Elektronik postama son mesaj “Açlık grevindeki kardeşleriniz” imzasıyla geldi. Uzun mektuptan, yer darlığı nedeniyle kısa bir özet nakledeceğim. İşçi kardeşlerimiz şöyle diyor:
“Ne olur sesimizi, haklı mücadelemizi, sarsılmaz azmimizi dört bir yana duyurun. İki aydır sürdürdüğümüz ekmek kavgamızı görmezden gelmeye çalışıyorlar. Bizi küçümsüyor, hor görüyorlar. Aslında korkuyorlar bizden... Uyguladıkları tüm sertlikler korku ifadesidir. Yılgınlığa gelmeyeceğiz. Hiç umutsuzluğa kapılmayacağız. İlk günkü gibi sarılıyoruz kavgaya... Ölmek var, dönmek yok dememiş miydik? Zafer, direnen emekçinin olacak dememiş miydik? Her geçen gün kavgamız yeniden başlıyor bizler için... Kararımız kesindir. Bunca yol almışken ve en önemlisi zafere bu kadar yaklaşmışken, şimdi sesimizi daha güçlü çıkarmanın zamanı olduğuna inanıyoruz.

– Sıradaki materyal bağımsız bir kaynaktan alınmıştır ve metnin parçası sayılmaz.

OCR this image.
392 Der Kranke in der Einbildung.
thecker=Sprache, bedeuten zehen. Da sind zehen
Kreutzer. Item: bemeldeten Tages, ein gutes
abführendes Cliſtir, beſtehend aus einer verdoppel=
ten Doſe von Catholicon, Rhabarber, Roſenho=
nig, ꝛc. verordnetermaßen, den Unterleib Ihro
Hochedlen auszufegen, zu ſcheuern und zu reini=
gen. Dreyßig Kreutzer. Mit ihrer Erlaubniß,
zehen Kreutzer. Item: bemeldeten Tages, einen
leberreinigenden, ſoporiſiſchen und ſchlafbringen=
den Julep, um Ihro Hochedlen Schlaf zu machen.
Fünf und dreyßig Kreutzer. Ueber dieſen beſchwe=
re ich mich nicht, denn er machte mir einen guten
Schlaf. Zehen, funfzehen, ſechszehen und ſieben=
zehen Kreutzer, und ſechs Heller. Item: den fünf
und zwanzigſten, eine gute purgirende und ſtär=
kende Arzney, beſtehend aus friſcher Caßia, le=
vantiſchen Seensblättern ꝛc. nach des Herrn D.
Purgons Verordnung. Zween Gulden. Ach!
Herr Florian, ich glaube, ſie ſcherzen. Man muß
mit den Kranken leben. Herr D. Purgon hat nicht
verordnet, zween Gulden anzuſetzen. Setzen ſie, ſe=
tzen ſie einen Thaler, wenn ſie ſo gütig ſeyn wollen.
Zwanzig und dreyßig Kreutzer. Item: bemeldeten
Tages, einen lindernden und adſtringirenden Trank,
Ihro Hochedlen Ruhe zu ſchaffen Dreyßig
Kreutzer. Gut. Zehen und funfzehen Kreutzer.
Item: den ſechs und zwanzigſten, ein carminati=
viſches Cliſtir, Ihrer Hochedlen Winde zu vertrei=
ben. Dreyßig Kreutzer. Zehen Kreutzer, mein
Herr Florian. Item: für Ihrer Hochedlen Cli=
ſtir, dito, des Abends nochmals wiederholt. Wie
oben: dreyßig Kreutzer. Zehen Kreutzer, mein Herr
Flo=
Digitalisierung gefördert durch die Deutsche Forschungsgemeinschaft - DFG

Bize umutsuzluk yakışmaz. Biz umudun adı olduk burada... Biz haklıyız, biz kazanacağız! Başka yolu yok bunun... Umutla, inançla sevgiyle... Açlık grevindeki kardeşleriniz”
* * *
Tekel işçilerinin ekmek kavgasına adil bir çözüm bulunmalıdır.Hükümetler, işçileri sokağa atmak için değil, onlara aş ve iş sağlamak için vardır.
Dileriz işçi kardeşlerimiz ve gözü yaşlı aileleri haklı mücadelelerini kazanırlar. Fakat onlar da etten kemikten yapılmış insanlardır... Direnme güçlerinin sonuna gelip tükenebilirler...
Tükenebilirler ama kaybetseler bile “Galip sayılır bu yolda mağlup!”denilecektir. Çünkü ülkede “hak arama fitilini” ateşlediler... Yürekleri tutuşturan bu ateş artık sönmez!